# Spray can foam in cold weather.



## joecaption (Nov 30, 2011)

I'm dealing with that myself installing replacement windows in an unheated addition.
I just kept the cans in a heated area until I was ready to use it and it worked fine.
If anything even using the low expanding foam it over expanded.
I know enough to not try and fill the larger gaps all the way full in one pass and often let it fill and go back once it sets up and hit any spots I missed, but it all over expanded and had to be cut back.


----------



## oh'mike (Sep 18, 2009)

I have had rotten luck with spray foam (blue can) in cold weather--it just wouldn't expand or set up---what a mess---


----------



## mgh-pa (May 25, 2011)

joecaption said:


> I'm dealing with that myself installing replacement windows in an unheated addition.
> I just kept the cans in a heated area until I was ready to use it and it worked fine.
> If anything even using the low expanding foam it over expanded.
> I know enough to not try and fill the larger gaps all the way full in one pass and often let it fill and go back once it sets up and hit any spots I missed, but it all over expanded and had to be cut back.
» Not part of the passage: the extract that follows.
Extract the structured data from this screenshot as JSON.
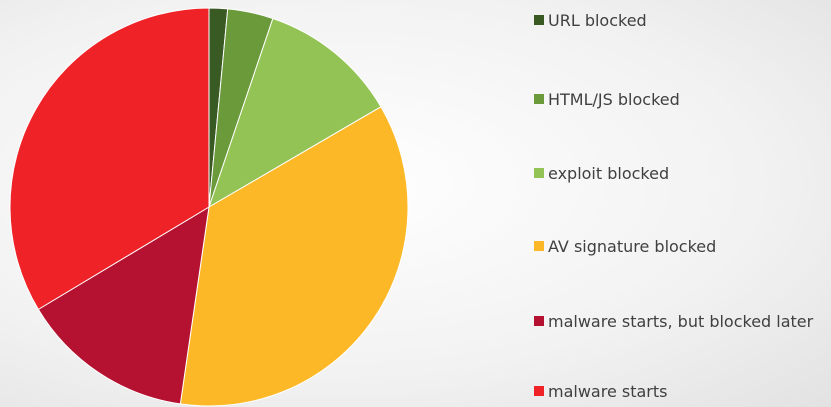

What brand foam was it, if you don't mind me asking (since Mike mentioned below he has had trouble when using his)?


----------



## oh'mike (Sep 18, 2009)

You must remember Joe is in Virginia and I am in Illinois---we get really cold here---


----------



## joecaption (Nov 30, 2011)

It was "Great Stuff" and it was no higher then 40 Deg. when I sprayed it and below 32 at night.


----------



## oh'mike (Sep 18, 2009)

When I had issues it was about 14 degrees----maybe colder---we finished off an addition in December or January----some days were as cold as 10 below---


----------



## mgh-pa (May 25, 2011)

Thanks, guys. I will wait a little while. This Sunday it's supposed to be in the 40s. Might be a good day to give it a go.


----------



## Gary in WA (Mar 11, 2009)

While you are waiting... something I found posted a few months ago and now am able to use; http://netcrafting.com/homemx/greatstuff.html

Gary


----------



## mgh-pa (May 25, 2011)

Gary in WA said:


> While you are waiting... something I found posted a few months ago and now am able to use; http://netcrafting.com/homemx/greatstuff.html
> 
> Gary


Wow, great tip! I always hated that it was one and done with those cans.


----------